Acemoglu: Well, I think it has already happened. In China, that’s exactly the situation urban dwellers find themselves in. And in the United States, it’s actually private companies. Google has much more information about you and can constantly monitor you unless you turn off various settings in your phone. It’s also constantly using the data you leave on the Internet, on other apps, or when you use Gmail. So, there is a complete loss of privacy and anonymity. Some people say ‘Oh, that’s not that bad. Those are companies. That’s not the same as the Chinese government.’ But I think it raises a lot of issues that they are using data for individualized, targeted ads. It’s also problematic that they’re selling your data to third parties.
In four years, when my children will be about to graduate from college, how will AI have changed their career options?

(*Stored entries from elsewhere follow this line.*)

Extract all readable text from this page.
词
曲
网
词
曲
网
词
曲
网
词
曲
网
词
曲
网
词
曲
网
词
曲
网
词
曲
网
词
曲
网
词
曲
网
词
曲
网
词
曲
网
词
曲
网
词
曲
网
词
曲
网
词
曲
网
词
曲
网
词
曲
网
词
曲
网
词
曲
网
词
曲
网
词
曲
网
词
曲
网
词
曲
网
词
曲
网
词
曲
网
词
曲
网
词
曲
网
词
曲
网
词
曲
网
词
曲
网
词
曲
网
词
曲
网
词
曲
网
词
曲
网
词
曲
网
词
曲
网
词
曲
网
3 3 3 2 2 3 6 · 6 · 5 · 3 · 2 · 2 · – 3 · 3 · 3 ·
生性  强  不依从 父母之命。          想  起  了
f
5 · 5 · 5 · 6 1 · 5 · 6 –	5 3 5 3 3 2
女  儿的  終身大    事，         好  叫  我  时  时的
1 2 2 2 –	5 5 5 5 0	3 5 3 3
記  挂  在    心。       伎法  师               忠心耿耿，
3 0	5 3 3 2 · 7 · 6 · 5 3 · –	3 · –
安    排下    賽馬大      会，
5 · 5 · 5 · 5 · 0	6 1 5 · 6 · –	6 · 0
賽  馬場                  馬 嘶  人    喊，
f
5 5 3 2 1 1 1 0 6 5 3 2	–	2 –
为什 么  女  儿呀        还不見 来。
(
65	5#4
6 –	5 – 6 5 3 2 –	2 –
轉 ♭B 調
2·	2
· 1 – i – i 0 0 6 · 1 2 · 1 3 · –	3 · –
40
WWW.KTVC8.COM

Acemoglu: That goes right back to the earlier discussion with ChatGPT. Programs like GPT3and GPT4 may scuttle a lot of careers but without creating huge productivity improvements on their current path. On the other hand, as I mentioned, there are alternative paths that would actually be much better. AI advances are not preordained. It’s not like we know exactly what’s going to happen in the next four years, but it’s about trajectory. The current trajectory is one based on automation. And if that continues, lots of careers will be closed to your children. But if the trajectory goes in a different direction, and becomes human complementary, who knows? Perhaps they may have some very meaningful new occupations open to them.